Your eigenfunction equation is Euler's equation, which always has one power of $x$ as a solution. The other solution is a power if the roots are distinct; the case of double roots leads to a logarithmic term that can be gotten by applying variation of parameters starting with the one power solution. The eigenfunction equation to be solved is $$ x^{2}y''+2xy'+\frac{1}{4}y = \lambda y. $$ Try the solution $y=x^{\alpha}$: $$ \alpha(\alpha-1)+2\alpha +\frac{1}{4}=\lambda \\ \left(\alpha+\frac{1}{2}\right)^{2}=\lambda \\ \alpha = -\frac{1}{2}\pm \sqrt{\lambda} $$ There are no repeated roots unless $\lambda = 0$. So, for $\lambda \ne 0$, there are two linearly-independent solutions $x^{(-1/2+\sqrt{\lambda})}$ and $x^{(-1/2-\sqrt{\lambda})}$. At $\lambda =0$, $x^{-1/2}$ is a solution; the second solution is obtained through variation of parameters or through some other means.
It turns out that if we normalize the solution $\phi_{\lambda}(x)=Ax^{(-1/2-\sqrt{\lambda})}+Be^{(-1/2+\sqrt{\lambda})}$ so that $\phi_{\lambda}(1)=0$ and $\phi_{\lambda}'(1)=1$, then the case at $\lambda=0$ works its way out by taking a limit as $\lambda\rightarrow 0$, and nothing else has to be done. This is because of general theories of ODEs that guarantee that $\phi_{\lambda}$ is unique for all $\lambda$ and infinitely differentiable in $\lambda$. The normalization that works for all non-zero $\lambda$ is $$ \phi_{\lambda}(x)=\frac{x^{(-1/2+\sqrt{\lambda})}-x^{(-1/2-\sqrt{\lambda})}}{2\sqrt{\lambda}} = \frac{1}{\sqrt{\lambda}}\frac{1}{\sqrt{x}}\left(\frac{e^{\sqrt{\lambda}\ln (x)}-e^{-\sqrt{\lambda}\ln(x)}}{2}\right) $$ So this is also guaranteed to work in the limit as $\lambda\rightarrow 0$ which, by L'Hopital is $$ \phi_{0}=\frac{\ln(x)}{\sqrt{x}}. $$ Sure enough, $\phi_{0}(1)=0$ and $\phi_{0}'(1)=1$, and it can be verified that $\phi_{0}$ is a solution of the equation when $\lambda=0$. But I'll leave that to you if you're uncertain.
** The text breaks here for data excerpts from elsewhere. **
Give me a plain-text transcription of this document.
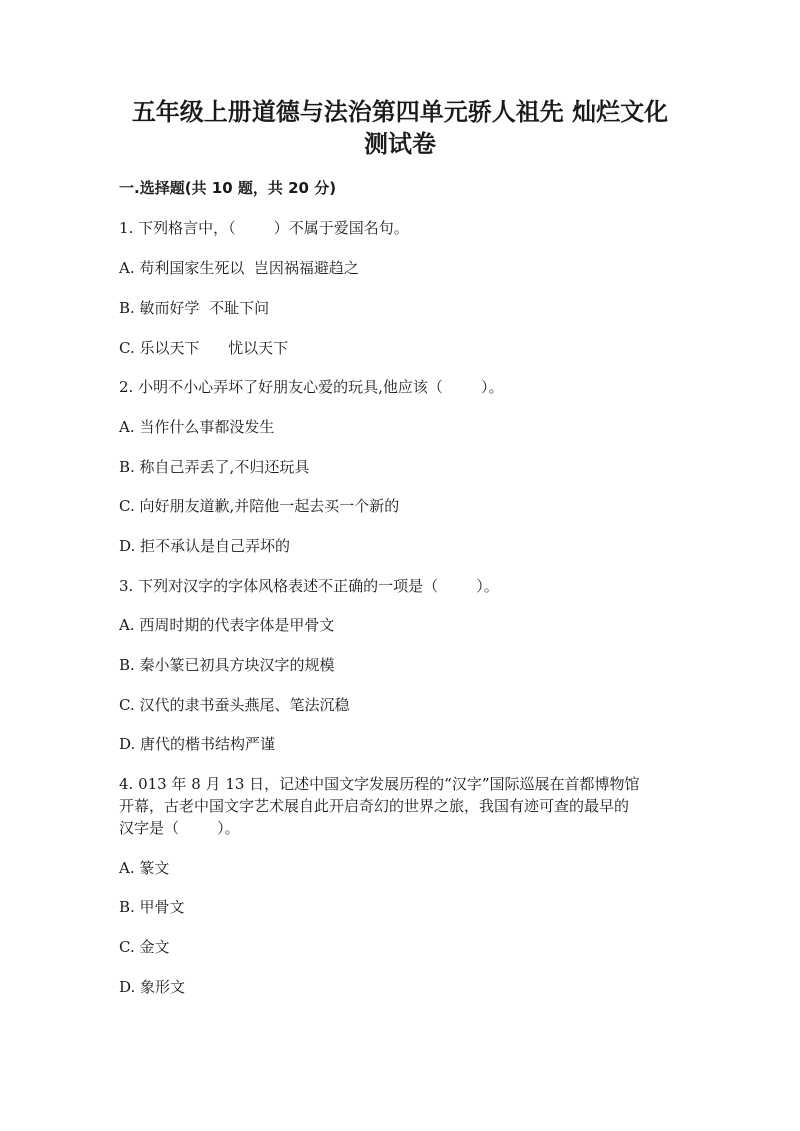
五年级上册道德与法治第四单元骄人祖先 灿烂文化
测试卷
一.选择题(共 10 题，共 20 分)

1. 下列格言中，（        ）不属于爱国名句。

A. 苟利国家生死以  岂因祸福避趋之

B. 敏而好学  不耻下问

C. 乐以天下      忧以天下

2. 小明不小心弄坏了好朋友心爱的玩具,他应该（        ）。

A. 当作什么事都没发生

B. 称自己弄丢了,不归还玩具

C. 向好朋友道歉,并陪他一起去买一个新的

D. 拒不承认是自己弄坏的

3. 下列对汉字的字体风格表述不正确的一项是（        ）。

A. 西周时期的代表字体是甲骨文

B. 秦小篆已初具方块汉字的规模

C. 汉代的隶书蚕头燕尾、笔法沉稳

D. 唐代的楷书结构严谨

4. 013 年 8 月 13 日，记述中国文字发展历程的“汉字”国际巡展在首都博物馆

开幕，古老中国文字艺术展自此开启奇幻的世界之旅，我国有迹可查的最早的

汉字是（        ）。

A. 篆文

B. 甲骨文

C. 金文

D. 象形文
This solution is not relevant anyway because $\phi_{0}(e)\ne 0$, but knowing its form does allow us to exclude $\lambda=0$ as an eigenvalue.
The permissible eigenvalues are found by solving for $\phi_{\lambda}(e)=0$, or, equivalently, by solving $$ e^{\sqrt{\lambda}}-e^{-\sqrt{\lambda}} = 0 \iff e^{2\sqrt{\lambda}}=1 \iff 2\sqrt{\lambda}=\pm 2\pi in,\;\;\; n=1,2,3,\cdots. $$ (And $n\ne 0$ because $\lambda=0$ has been ruled out.) Therefore the acceptable eigenfunctions are $$ \phi_{-n^{2}\pi^{2}}=\frac{1}{n\pi\sqrt{x}}\sin(n\pi\ln(x)),\;\;\; n=1,2,3,\cdots. $$ The $1/n$ factor is not needed. A factor is needed to normalize the eigenfunctions to have $L^{2}[1,e]$ norm equal to $1$, if you want to have an orthonormal basis. To normalize these, $$ \int_{1}^{e}\frac{1}{x}\sin^{2}(n\pi\ln x)\,dx = \int_{0}^{1}\sin^{2}(n\pi y)\,dy = \frac{1}{2}. $$ So the normalized eigenfunctions on $L^{2}[1,e]$ are $$ \left\{\sqrt{\frac{2}{x}}\sin(n\pi\ln(x))\right\}_{n=1}^{\infty} $$ This is guaranteed by the general theory to be a complete orthonormal subset of $L^{2}[1,e]$.